La prima volta con i Preoccupations è stata quattro anni fa: si chiamavano ancora Viet Cong, avevano da poco pubblicato un album pazzesco elogiato dalla critica tutta e suonarono sulla spiaggia prima (e meglio) degli Iceage, in quell’isola felice delle chitarre che è il Beaches Brew. Li ritrovo quattro anni dopo in una location diversa – lo Spazio211 di Torino, che conosce bene chi almeno una volta ha bazzicato al TOdays – in un clima diverso – i 20° di Marina di Ravenna contro la nebbia sabauda di febbraio – e con un nome diverso – l’aneddoto del nome tocca ribadirlo in tutti gli articoli sui Preoccupations dal 2016 a oggi, è una specie di legge non scritta.

Cosa non è cambiata? L’attitude. Dal primo minuto i quattro canadesi di Calgary ipnotizzano tutti con la loro violenza (s)misurata, pescando a piene mani soprattutto dall’esordio (le sempreverdi Newspaper Spoons, Continental Shelf, Silhouettes), sia dall’ultimo New Material (menzione d’onore per Decompose e Antidote).
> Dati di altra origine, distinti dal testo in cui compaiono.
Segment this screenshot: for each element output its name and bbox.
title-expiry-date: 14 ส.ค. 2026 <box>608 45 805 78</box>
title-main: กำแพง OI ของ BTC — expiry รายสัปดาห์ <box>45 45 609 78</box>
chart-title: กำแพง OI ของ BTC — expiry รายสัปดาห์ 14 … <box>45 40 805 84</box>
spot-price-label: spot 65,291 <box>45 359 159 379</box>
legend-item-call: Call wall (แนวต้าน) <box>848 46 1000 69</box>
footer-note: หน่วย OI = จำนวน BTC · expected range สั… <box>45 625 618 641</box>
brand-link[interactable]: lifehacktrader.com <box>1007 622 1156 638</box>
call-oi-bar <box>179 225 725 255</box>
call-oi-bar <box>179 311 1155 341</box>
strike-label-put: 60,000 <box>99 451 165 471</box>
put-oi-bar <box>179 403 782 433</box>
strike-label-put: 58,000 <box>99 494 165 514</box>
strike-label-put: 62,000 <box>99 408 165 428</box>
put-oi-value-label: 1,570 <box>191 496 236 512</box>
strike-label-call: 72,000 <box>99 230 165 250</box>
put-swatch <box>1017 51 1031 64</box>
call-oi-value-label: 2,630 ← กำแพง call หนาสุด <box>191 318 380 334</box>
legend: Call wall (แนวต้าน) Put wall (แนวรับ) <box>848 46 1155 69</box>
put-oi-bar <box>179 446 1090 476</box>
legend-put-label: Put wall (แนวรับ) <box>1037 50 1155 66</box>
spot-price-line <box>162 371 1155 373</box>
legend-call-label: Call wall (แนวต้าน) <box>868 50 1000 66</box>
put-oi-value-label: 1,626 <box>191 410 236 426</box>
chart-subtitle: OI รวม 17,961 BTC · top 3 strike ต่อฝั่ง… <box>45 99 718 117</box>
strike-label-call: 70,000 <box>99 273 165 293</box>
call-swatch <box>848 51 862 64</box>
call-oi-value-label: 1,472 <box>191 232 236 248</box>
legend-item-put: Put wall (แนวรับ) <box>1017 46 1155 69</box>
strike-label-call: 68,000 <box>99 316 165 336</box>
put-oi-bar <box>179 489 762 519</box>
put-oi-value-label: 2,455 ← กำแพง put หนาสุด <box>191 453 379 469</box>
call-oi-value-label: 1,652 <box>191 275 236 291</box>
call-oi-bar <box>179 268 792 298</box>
Mi bastano quattro o cinque pezzi per confermare che non c’è niente da fare, è il live la dimensione ideale dei Preoccupations, sia per la voce di Matt Flagel, molto più scomposta e raw che su disco, sia ovviamente per quel superuomo di Mike Wallace  – comunque sempre a petto nudo, che sia giugno o febbraio – che picchia su quella batteria come un (precisissimo) dannato.

Zero o quasi interazione con il pubblico, ritmo più che serrato, più noise e meno new wave, i pezzi scorrono veloci fino al muro sonoro degli undici minuti della funerea Death in chiusura, che ci lasciano devastati e un po’ inebetiti a chiedere un bis che non arriverà. I Preoccupations non suonano soltanto, assaltano i propri strumenti e assaltano il proprio pubblico, che se ne sta immobile – grazie al cielo nessuno accenna un pogo – come incantato dall’omelia post-punk di Flagel.

Perchè“to live is to suffer again and again”, amen.